Last week, the government announced the creation of a multi-million pound Digital Economy Catapult Centre – proving, once again, that tech and new media are firmly at the forefront of the small business agenda.
The UK’s online and digital community, centring on the burgeoning tech city hub, has attracted acclaim from around the world in recent months, with global luminaries such as Jimmy Wales lining up to offer praise. The number of tech firms based in East London has increased by 300% in the last two years, and, with the government committing funding and support to the area, this figure is likely to continue rising for the foreseeable future.
So the return of Seedcamp, Europe’s most prominent tech start-up accelerator, to London is ideally timed.
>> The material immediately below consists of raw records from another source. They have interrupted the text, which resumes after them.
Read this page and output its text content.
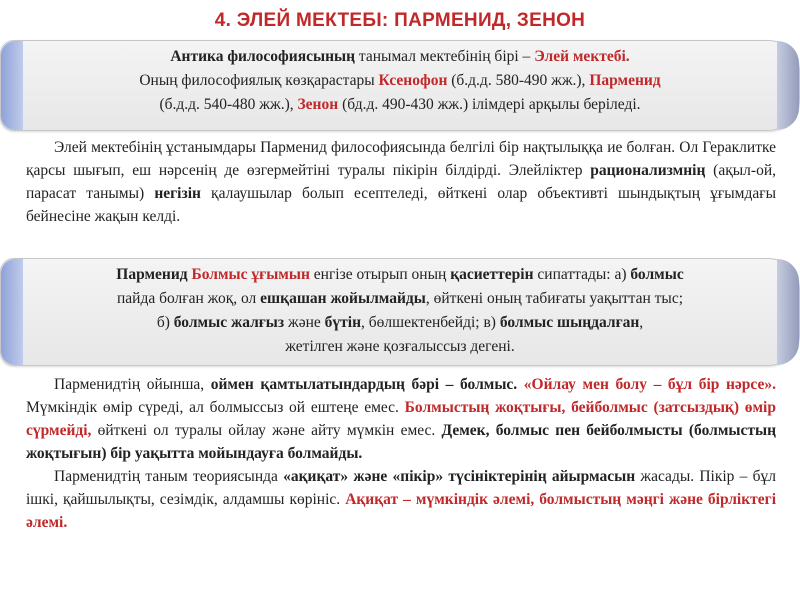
4. ЭЛЕЙ МЕКТЕБІ: ПАРМЕНИД, ЗЕНОН
Антика философиясының танымал мектебінің бірі – Элей мектебі.
Оның философиялық көзқарастары Ксенофон (б.д.д. 580-490 жж.), Парменид
(б.д.д. 540-480 жж.), Зенон (бд.д. 490-430 жж.) ілімдері арқылы беріледі.
Элей мектебінің ұстанымдары Парменид философиясында белгілі бір нақтылыққа ие болған. Ол Гераклитке қарсы шығып, еш нәрсенің де өзгермейтіні туралы пікірін білдірді. Элейліктер рационализмнің (ақыл-ой, парасат танымы) негізін қалаушылар болып есептеледі, өйткені олар объективті шындықтың ұғымдағы бейнесіне жақын келді.
Парменид Болмыс ұғымын енгізе отырып оның қасиеттерін сипаттады: а) болмыс
пайда болған жоқ, ол ешқашан жойылмайды, өйткені оның табиғаты уақыттан тыс;
б) болмыс жалғыз және бүтін, бөлшектенбейді; в) болмыс шыңдалған,
жетілген және қозғалыссыз дегені.
Парменидтің ойынша, оймен қамтылатындардың бәрі – болмыс. «Ойлау мен болу – бұл бір нәрсе». Мүмкіндік өмір сүреді, ал болмыссыз ой ештеңе емес. Болмыстың жоқтығы, бейболмыс (затсыздық) өмір сүрмейді, өйткені ол туралы ойлау және айту мүмкін емес. Демек, болмыс пен бейболмысты (болмыстың жоқтығын) бір уақытта мойындауға болмайды.
Парменидтің таным теориясында «ақиқат» және «пікір» түсініктерінің айырмасын жасады. Пікір – бұл ішкі, қайшылықты, сезімдік, алдамшы көрініс. Ақиқат – мүмкіндік әлемі, болмыстың мәңгі және бірліктегі әлемі.
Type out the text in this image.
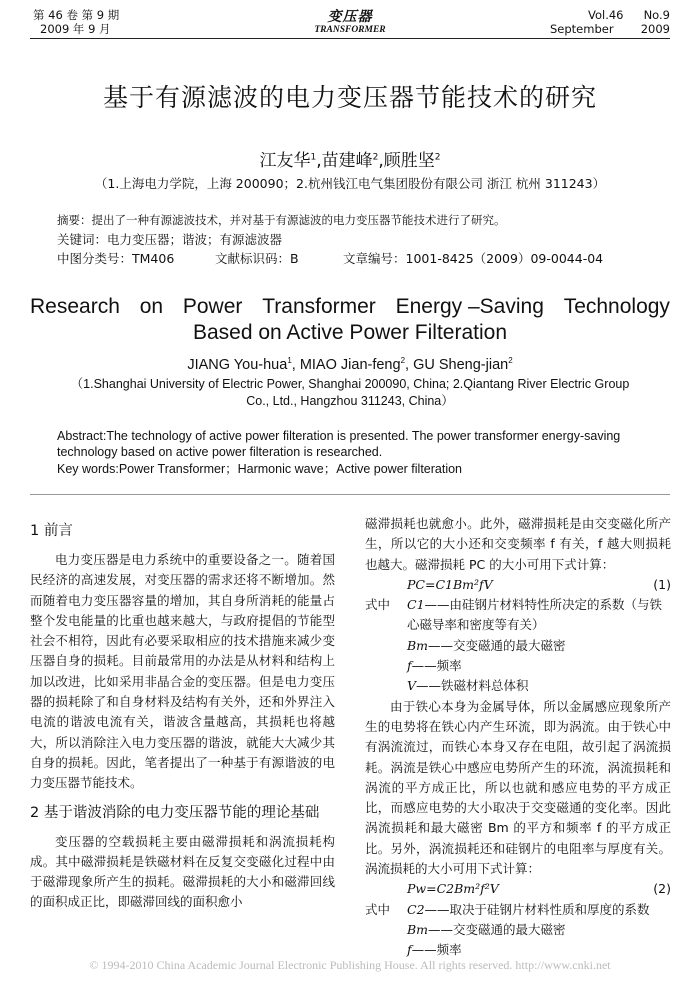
第 46 卷 第 9 期
2009 年 9 月
变压器
TRANSFORMER
Vol.46 No.9
September 2009
基于有源滤波的电力变压器节能技术的研究
江友华$^1$,苗建峰$^2$,顾胜坚$^2$
（1.上海电力学院，上海 200090；2.杭州钱江电气集团股份有限公司 浙江 杭州 311243）
摘要：提出了一种有源滤波技术，并对基于有源滤波的电力变压器节能技术进行了研究。
关键词：电力变压器；谐波；有源滤波器
中图分类号：TM406	文献标识码：B	文章编号：1001-8425（2009）09-0044-04
Research on Power Transformer Energy –Saving Technology
Based on Active Power Filteration
JIANG You-hua$^1$, MIAO Jian-feng$^2$, GU Sheng-jian$^2$
（1.Shanghai University of Electric Power, Shanghai 200090, China; 2.Qiantang River Electric Group Co., Ltd., Hangzhou 311243, China）
Abstract:The technology of active power filteration is presented. The power transformer energy-saving technology based on active power filteration is researched.
Key words:Power Transformer；Harmonic wave；Active power filteration
1 前言

电力变压器是电力系统中的重要设备之一。随着国民经济的高速发展，对变压器的需求还将不断增加。然而随着电力变压器容量的增加，其自身所消耗的能量占整个发电能量的比重也越来越大，与政府提倡的节能型社会不相符，因此有必要采取相应的技术措施来减少变压器自身的损耗。目前最常用的办法是从材料和结构上加以改进，比如采用非晶合金的变压器。但是电力变压器的损耗除了和自身材料及结构有关外，还和外界注入电流的谐波电流有关，谐波含量越高，其损耗也将越大，所以消除注入电力变压器的谐波，就能大大减少其自身的损耗。因此，笔者提出了一种基于有源谐波的电力变压器节能技术。

2 基于谐波消除的电力变压器节能的理论基础

变压器的空载损耗主要由磁滞损耗和涡流损耗构成。其中磁滞损耗是铁磁材料在反复交变磁化过程中由于磁滞现象所产生的损耗。磁滞损耗的大小和磁滞回线的面积成正比，即磁滞回线的面积愈小

磁滞损耗也就愈小。此外，磁滞损耗是由交变磁化所产生，所以它的大小还和交变频率 f 有关，f 越大则损耗也越大。磁滞损耗 PC 的大小可用下式计算：

PC=C1Bm²fV	(1)
式中 C1——由硅钢片材料特性所决定的系数（与铁心磁导率和密度等有关）
Bm——交变磁通的最大磁密
f——频率
V——铁磁材料总体积

由于铁心本身为金属导体，所以金属感应现象所产生的电势将在铁心内产生环流，即为涡流。由于铁心中有涡流流过，而铁心本身又存在电阻，故引起了涡流损耗。涡流是铁心中感应电势所产生的环流，涡流损耗和涡流的平方成正比，所以也就和感应电势的平方成正比，而感应电势的大小取决于交变磁通的变化率。因此涡流损耗和最大磁密 Bm 的平方和频率 f 的平方成正比。另外，涡流损耗还和硅钢片的电阻率与厚度有关。涡流损耗的大小可用下式计算：

Pw=C2Bm²f²V	(2)
式中 C2——取决于硅钢片材料性质和厚度的系数
Bm——交变磁通的最大磁密
f——频率
© 1994-2010 China Academic Journal Electronic Publishing House. All rights reserved. http://www.cnki.net
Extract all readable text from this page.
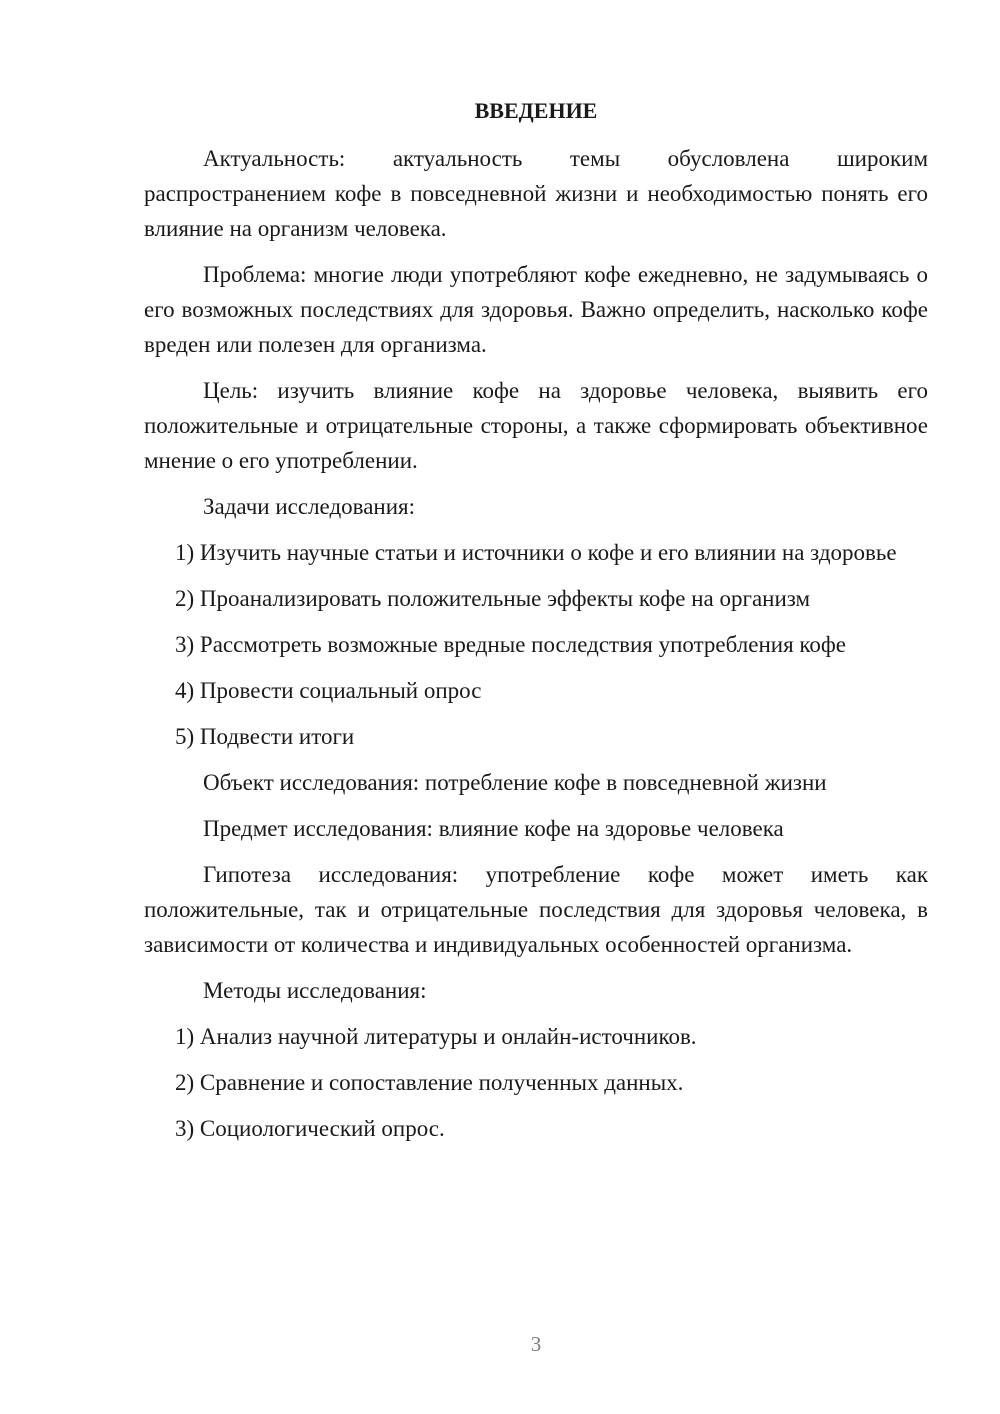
ВВЕДЕНИЕ

Актуальность: актуальность темы обусловлена широким распространением кофе в повседневной жизни и необходимостью понять его влияние на организм человека.

Проблема: многие люди употребляют кофе ежедневно, не задумываясь о его возможных последствиях для здоровья. Важно определить, насколько кофе вреден или полезен для организма.

Цель: изучить влияние кофе на здоровье человека, выявить его положительные и отрицательные стороны, а также сформировать объективное мнение о его употреблении.

Задачи исследования:

1) Изучить научные статьи и источники о кофе и его влиянии на здоровье

2) Проанализировать положительные эффекты кофе на организм

3) Рассмотреть возможные вредные последствия употребления кофе

4) Провести социальный опрос

5) Подвести итоги

Объект исследования: потребление кофе в повседневной жизни

Предмет исследования: влияние кофе на здоровье человека

Гипотеза исследования: употребление кофе может иметь как положительные, так и отрицательные последствия для здоровья человека, в зависимости от количества и индивидуальных особенностей организма.

Методы исследования:

1) Анализ научной литературы и онлайн-источников.

2) Сравнение и сопоставление полученных данных.

3) Социологический опрос.

3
Seedcamp’s global roadshow is stopping by for a one-day event on Tuesday (January 31), attended by 22 tech entrepreneurs who have emerged from a gruelling application process.
Each of the 22 start-ups will receive one-to-one mentoring from a network of developers, thought leaders and seasoned business leaders, drawn from around the world. The mentors include Anthony Hicks, head of strategic innovation at PayPal; Eric Partaker, creator of popular Mexican food chain Chilango; and Simon Cross, a key developer at Facebook’s London offices.
In addition to mentoring, a selection of the finalists will be invited to pitch to an investment panel, drawn from Seedcamp’s investor community. The companies which provide the best pitches could receive a €50,000 investment from Seedcamp, as well as an invitation to a year-long mentoring course in London.
Several Seedcamp alumni have gone on to global success. Reshma Sohoni, a partner in Seedcamp, says "several companies that have emerged from our pitching process are doing really well. They're now growing up from start-up to established companies in their own independent right, and there are plenty of stand-outs – such as Basekit, ERPLY, Hooplo Media, myBuilder, rentmineonline, Ubervu, and Zemanta".
The application process
The Seedcamp organisers received hundreds of applications for the London event, from all corners of Europe. The bulk of applications have been drawn from the web-tech, mobile and software industries. Regarding the specific sectors which have figured strongest in the application process, Carlos Espinal, like Sohoni a partner in the Seedcamp venture, says:
“We’re seeing a lot of efficiency plays, products that are trying to make business processes more efficient, regarding stuff like social integration and time management.
“Gamification of business is another big thing. One applicant I looked at had developed a way to get ideas from employees, and highlight them to corporate management, using gaming principles. And the third key thing we’re seeing is democratisation of services –
finding things that would otherwise be unavailable to people, and making them available.”
The selection process
According to Robin Klein, a founding investor in Seedcamp, the quality of this year’s applicants has been remarkably high.
“We’ve had a record number of applicants this year. Some of the entrepreneurs we’re seeing have been in and around the ecosystem for a while, and it’s noticeable that they have a very global approach – they see the market as worldwide, they don’t see themselves as having a specific ‘home’ market.”
This has made the task of selecting 20 finalists harder than ever. According to Espinal, product, concept and market have all played a key role in the judges’ decisions.
“In spite of the fact you’re submitting an application, we don’t have a checklist of criteria – it’s more about the overall quality and potential of the business, regardless of whether it has revenues or not. If a company has a product to show, a prototype, we naturally favour that applicant over one that doesn’t have anything to show.
“Each of the applicants we’ve selected offers something functional, and can show customer validation. Seedcamp isn’t so much about demonstrating current users and growth, but showing potential – the growth usually comes later.”
Evolution, not revolution
Since its launch in 2007 Seedcamp has attracted inbound investment of more than €5m, and new features and partnerships are coming on stream all the time.
Last year Seedcamp announced a partnership with American company 500 Startups, founded by Silicon Valley veteran Dave McClure, and collaborative agreements have been signed with start-up events across the continent, including Arctic Startups in Scandinavia, Garage48 in the Baltics and TISEE in Bulgaria. Seedcamp is also implementing what it calls an Expert in Residence Program, designed to provide ongoing mentoring for its most promising finalists.
According to Robin Klein, this year will be about “evolution, rather than revolution. It’s going to be a lot bigger, we’re investing in more companies, and the mentoring network keeps going up – we’ve got a huge number of mentors anyway, and it’s incrementally increasing. It’s a hugely exciting time”.